Attorney Monica Beck, from the Fierberg National Group, said her client, now 18, and his family pushed through deep humiliation to achieve justice.

"Today, we as a nation are witnessing how difficult it is even for adult survivors of sexual assault to come forward and report how they suffered," she said in a statement. "John Doe must be applauded for his courage and fortitude. We also hope this settlement serves as a strong message to all institutions that high school sexual assault is nothing to be minimized or cynically dismissed as simple, youthful indiscretion."

"John Doe" and "Richard Roe" are two of the four then minors who say older classmates attacked them with pool cues during a December 2015 trip to Gatlinburg, Tennessee, for a basketball tournament. On the night in question, with coaches either gone or not watching, Doe's classmates held him down and penetrated his rectum with a pool cue. Roe, meanwhile, said he was prodded with the pool cue over his clothes and managed to escape being penetrated. They both filed lawsuits in 2016 that Mattice set for trial in December.

School attorneys are still fighting Roe's claim and have previously said he has "no real damages," partly because he didn't have physical injuries like Doe. Eric Oliver, one of Roe's attorneys, said Thursday they have not yet been to mediation with school attorneys.

School attorneys either could not be reached for comment or declined to comment Thursday on the settlement figures, and whether the district's insurance policy will cover it. Scott Bennett, the district's regular attorney, directed a Times Free Press reporter to lead Jackson, Tennessee, attorney Chuck Purcell, who did not answer or return multiple phone calls and emails. When asked for specifics on the settlement, Bennett also didn't respond.

Throughout Doe and Roe's cases, Bennett and Purcell argued the district wasn't to blame, instead putting the onus on the older, attacking classmates. Three of them were charged, and in 2016, one was convicted of aggravated rape and two others of aggravated assault. They also argued the coaches and district had no real knowledge of the alleged culture of harassment and bullying that an outside investigator ultimately found existed in the school's basketball program in 2016.
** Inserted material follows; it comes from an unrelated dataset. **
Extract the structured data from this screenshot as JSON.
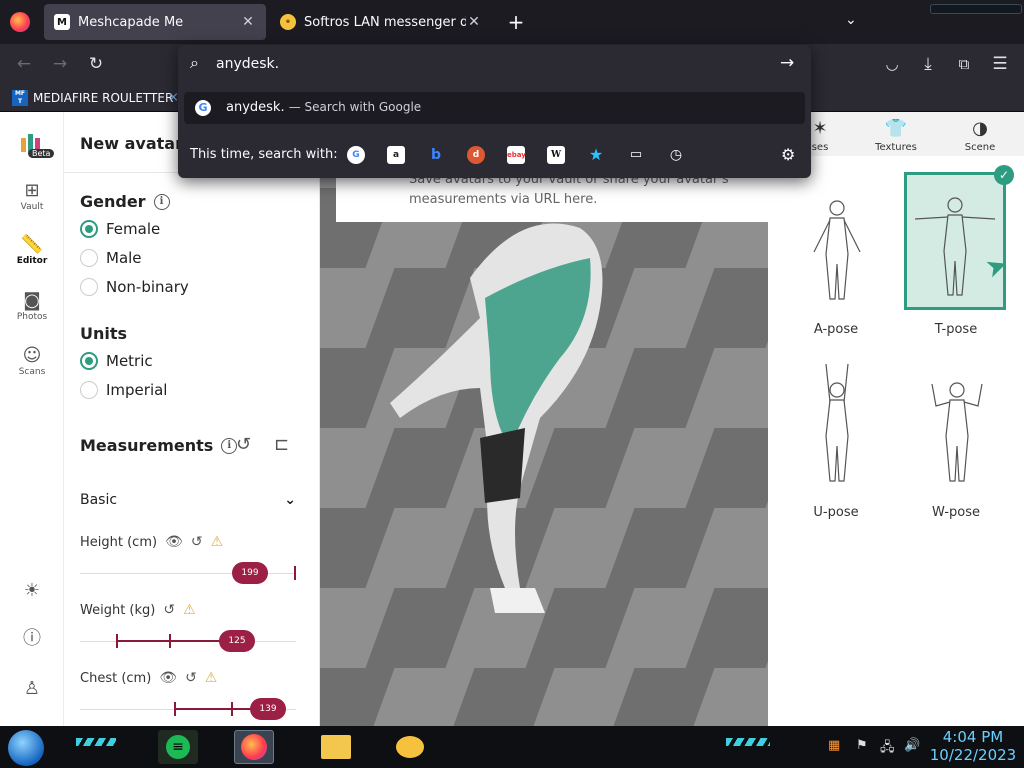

Doe and Roe's attorneys, on the other hand, said the district treated their clients' injuries with deliberate indifference before and after the attack. Showing "deliberate indifference" is one of the cornerstones of Title IX, the federal law that says no student shall be discriminated against on the basis of sex or gender.

In a 62-page order from August, Mattice said Doe and Roe could bring two of their arguments to trial: One was a civil rights violation claim that a "failure to train" resulted in their injuries and the other is a Title IX claim for sexual harassment. Mattice, however, said Doe and Roe could only mention "pre-assault" indifference, not any post-assault indifference, since the judge believed the district tried to address the incident with an investigation.

Roe's attorneys have asked Mattice to change his mind on the post-assault indifference, while school attorneys have previously said they want Mattice's permission to appeal his 62-page ruling altogether. Court records show Mattice hasn't ruled on any of these motions yet.